Governance, Policy & Vendor Risk

• Policy Management: Maintain and update the firm's internal security policies to meet CFTC regulatory standards.
• Vendor Security Reviews: Lead the security vetting process for third-party vendors, performing risk assessments and evaluating SOC2/ISO audits to protect the firm's data supply chain.
• Audit Support: Manage security controls and present technical evidence (logs, configuration snapshots, and policy docs) for SOC 2 Type 2 audits and annual regulatory examinations.

IT Systems & Identity Administration

• Identity Mastery (Okta): Administer the Okta ecosystem, managing SSO integrations, Adaptive MFA, and automated provisioning/deprovisioning via Okta Workflows.
• Endpoint Protection (SentinelOne) and Email Security: Deploy and manage SentinelOne XDR and Mimecast across the organization, responding to alerts and performing proactive threat hunting.
• Corporate IT Admin: Manage corporate IT SaaS environments including Google Workspace and Slack, ensuring secure collaboration, data retention, eDiscovery and robust DLP rules.

What You'll Bring

• Experience: 6+ years in Security/IT Engineering, with a proven track record in a regulated financial environment.
• The "Stack":

• Edge: Expert-level management of Cloudflare (WAF, DDoS, Workers).
• Cloud: Deep experience securing AWS-hosted internal services.
• Identity & SaaS: Advanced administration of Okta, Mimecast and Google Workspace.
• Endpoint: Hands-on experience with SentinelOne or similar EDR/XDR.

• SIEM: Experience configuring and maintaining a modern SIEM.
• Automation: Experienced in scripting to automate repeatable processes
• Certifications: CISSP, AWS Certified Security, or CompTIA Security+ certifications are highly desirable.

Key Attributes

• Operational Excellence: You understand that for a CFTC regulated firm, uptime and security are two sides of the same coin.
• Regulatory Rigor: You are disciplined about documentation, ensuring every control is "audit-ready."
• Adaptive Wit: You can pivot from deep technical troubleshooting to a high-level vendor risk discussion without missing a beat.

Benefits & Compensation
This position has a yearly base salary of: $175,000-$225,000
Rothera is dedicated to advancing the careers and personal wellbeing of our team members.
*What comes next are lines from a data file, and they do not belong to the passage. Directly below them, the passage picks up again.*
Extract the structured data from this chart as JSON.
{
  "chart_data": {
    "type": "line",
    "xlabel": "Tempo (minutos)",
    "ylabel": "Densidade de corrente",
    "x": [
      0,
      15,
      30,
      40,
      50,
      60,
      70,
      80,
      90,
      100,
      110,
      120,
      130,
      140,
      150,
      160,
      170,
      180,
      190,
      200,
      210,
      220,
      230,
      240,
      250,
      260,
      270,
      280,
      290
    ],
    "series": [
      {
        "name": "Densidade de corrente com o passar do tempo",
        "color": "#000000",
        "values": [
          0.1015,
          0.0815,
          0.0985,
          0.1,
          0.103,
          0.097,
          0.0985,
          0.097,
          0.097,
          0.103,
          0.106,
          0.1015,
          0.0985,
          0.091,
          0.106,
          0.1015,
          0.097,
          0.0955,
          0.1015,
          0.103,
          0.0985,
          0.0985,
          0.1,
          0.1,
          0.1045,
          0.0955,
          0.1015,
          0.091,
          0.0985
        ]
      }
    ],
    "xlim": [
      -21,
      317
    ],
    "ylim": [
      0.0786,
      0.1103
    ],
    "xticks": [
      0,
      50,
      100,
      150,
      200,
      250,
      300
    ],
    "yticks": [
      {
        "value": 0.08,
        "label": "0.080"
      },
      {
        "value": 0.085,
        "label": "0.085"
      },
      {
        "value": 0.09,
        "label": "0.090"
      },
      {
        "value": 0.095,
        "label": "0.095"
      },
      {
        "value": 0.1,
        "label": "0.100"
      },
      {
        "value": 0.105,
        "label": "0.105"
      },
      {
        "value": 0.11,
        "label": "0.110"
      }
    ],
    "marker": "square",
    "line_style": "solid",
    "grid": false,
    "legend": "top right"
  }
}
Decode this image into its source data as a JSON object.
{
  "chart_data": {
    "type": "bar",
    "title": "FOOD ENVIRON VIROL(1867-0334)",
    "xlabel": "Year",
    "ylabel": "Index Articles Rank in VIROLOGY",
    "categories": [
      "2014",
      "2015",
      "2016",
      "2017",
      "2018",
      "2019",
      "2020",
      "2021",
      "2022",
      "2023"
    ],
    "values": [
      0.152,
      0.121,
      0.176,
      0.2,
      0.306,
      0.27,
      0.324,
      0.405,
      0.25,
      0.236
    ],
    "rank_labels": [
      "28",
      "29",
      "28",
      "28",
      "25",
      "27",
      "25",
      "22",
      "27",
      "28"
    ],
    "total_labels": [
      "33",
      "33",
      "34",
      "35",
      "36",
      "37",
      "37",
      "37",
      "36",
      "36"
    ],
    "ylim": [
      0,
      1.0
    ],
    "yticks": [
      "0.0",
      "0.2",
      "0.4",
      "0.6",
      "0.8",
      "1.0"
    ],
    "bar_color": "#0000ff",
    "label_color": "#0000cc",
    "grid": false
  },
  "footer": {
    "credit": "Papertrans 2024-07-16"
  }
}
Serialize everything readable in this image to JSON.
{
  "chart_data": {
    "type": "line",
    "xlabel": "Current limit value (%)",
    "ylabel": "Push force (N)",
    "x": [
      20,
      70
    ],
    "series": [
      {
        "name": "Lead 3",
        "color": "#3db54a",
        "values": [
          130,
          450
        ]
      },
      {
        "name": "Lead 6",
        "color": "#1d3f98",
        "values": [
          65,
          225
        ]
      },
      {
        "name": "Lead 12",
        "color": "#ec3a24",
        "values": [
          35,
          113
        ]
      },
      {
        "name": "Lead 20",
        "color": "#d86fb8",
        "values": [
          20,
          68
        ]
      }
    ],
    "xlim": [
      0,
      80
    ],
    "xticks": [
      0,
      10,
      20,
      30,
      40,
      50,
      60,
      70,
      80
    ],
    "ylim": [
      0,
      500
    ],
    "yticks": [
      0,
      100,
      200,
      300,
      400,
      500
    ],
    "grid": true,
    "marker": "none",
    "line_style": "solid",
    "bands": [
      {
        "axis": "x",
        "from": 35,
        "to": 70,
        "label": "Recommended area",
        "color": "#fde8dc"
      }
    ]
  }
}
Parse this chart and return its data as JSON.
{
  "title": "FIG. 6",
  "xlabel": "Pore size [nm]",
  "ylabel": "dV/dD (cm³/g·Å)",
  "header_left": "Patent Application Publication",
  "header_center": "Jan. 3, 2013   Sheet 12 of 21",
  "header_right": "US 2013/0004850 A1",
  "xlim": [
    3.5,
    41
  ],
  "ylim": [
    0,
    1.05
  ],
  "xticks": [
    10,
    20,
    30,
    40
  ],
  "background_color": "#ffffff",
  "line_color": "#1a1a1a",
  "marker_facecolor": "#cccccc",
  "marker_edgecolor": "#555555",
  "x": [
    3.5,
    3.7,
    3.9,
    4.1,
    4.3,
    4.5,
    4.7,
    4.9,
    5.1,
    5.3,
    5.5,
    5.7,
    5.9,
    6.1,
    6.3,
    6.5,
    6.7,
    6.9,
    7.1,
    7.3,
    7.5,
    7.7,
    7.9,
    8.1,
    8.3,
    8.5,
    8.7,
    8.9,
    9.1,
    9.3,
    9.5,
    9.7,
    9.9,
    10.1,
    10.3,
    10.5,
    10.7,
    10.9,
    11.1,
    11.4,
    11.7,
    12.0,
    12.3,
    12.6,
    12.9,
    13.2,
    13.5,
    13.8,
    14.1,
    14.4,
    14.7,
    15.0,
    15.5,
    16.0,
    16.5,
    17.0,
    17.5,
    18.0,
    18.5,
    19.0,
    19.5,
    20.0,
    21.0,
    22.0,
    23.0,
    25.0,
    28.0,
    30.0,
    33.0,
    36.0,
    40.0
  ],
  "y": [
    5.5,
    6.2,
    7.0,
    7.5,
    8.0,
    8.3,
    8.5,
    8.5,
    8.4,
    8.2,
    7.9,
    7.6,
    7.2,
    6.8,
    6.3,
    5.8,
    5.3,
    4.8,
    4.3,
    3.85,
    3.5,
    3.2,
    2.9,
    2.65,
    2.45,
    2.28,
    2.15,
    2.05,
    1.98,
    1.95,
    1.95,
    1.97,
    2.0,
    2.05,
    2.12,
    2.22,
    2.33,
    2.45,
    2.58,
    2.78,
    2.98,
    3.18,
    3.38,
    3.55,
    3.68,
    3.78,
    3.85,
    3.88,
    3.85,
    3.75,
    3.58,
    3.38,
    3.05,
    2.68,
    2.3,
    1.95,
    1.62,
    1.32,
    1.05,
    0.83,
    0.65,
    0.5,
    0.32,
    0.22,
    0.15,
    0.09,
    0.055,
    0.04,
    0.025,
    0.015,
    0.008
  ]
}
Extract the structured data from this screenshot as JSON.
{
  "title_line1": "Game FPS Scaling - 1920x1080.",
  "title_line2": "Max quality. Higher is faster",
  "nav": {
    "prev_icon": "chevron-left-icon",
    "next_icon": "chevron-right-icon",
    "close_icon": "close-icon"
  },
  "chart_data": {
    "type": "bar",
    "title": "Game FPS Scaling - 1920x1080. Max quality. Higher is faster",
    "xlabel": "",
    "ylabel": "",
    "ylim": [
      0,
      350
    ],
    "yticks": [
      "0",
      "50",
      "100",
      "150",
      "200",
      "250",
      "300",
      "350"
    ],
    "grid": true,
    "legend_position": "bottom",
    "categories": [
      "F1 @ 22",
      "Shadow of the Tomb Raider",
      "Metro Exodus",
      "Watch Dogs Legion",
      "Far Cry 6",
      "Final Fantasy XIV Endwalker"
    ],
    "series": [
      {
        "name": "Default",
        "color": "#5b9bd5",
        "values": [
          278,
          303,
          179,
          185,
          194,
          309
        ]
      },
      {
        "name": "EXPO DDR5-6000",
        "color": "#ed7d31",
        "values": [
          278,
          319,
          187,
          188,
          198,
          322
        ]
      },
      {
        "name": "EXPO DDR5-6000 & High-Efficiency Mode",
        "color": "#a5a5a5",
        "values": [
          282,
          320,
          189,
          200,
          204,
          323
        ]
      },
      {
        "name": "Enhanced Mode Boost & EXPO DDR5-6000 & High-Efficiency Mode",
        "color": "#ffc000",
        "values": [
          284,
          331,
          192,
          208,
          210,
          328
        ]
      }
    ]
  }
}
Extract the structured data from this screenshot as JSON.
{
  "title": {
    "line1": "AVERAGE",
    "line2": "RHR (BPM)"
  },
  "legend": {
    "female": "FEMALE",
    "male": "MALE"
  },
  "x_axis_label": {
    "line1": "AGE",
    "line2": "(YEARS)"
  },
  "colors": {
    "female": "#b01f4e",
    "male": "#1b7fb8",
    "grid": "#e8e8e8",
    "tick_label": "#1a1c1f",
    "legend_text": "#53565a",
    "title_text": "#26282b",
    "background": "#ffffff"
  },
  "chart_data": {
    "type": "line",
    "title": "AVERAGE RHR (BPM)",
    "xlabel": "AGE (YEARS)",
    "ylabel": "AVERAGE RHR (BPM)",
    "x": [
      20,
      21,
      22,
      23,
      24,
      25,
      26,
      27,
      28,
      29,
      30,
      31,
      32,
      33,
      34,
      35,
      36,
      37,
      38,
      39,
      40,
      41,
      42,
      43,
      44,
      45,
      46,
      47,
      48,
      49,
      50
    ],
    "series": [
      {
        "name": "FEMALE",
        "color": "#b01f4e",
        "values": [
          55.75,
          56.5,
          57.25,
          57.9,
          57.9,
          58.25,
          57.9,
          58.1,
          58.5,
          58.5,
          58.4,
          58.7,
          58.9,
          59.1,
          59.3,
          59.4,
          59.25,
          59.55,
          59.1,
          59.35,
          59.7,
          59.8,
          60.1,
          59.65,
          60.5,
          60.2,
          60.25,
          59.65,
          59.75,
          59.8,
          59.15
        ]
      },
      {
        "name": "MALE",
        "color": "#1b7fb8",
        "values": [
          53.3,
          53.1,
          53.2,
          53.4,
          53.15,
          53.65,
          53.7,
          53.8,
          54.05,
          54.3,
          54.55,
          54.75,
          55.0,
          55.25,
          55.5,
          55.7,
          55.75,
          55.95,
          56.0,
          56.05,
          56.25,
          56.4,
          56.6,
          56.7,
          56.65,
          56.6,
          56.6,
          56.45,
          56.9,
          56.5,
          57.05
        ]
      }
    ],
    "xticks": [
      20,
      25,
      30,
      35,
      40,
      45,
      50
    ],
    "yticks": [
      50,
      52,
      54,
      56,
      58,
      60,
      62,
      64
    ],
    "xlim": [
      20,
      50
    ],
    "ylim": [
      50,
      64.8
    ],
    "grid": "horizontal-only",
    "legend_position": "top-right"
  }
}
We are continuously exploring ways to support our employees holistically, including a 401(k) plan with employer match, health, vision, and dental insurance for employees and eligible dependents, paid time off, and much more.
Why you should join the mission
If you want a critical role in a path-breaking company, you belong here.
Rothera Markets values initiative from individuals of all backgrounds. We are proud to be an inclusive workplace and do not discriminate on the basis of race, religion, national origin, age, disability or handicap, sex, marital status, veteran status, sexual orientation, or any other characteristic protected by applicable federal, state or local laws.
This position is full-time, in-office hybrid position. We are not able to offer visa sponsorship for our positions.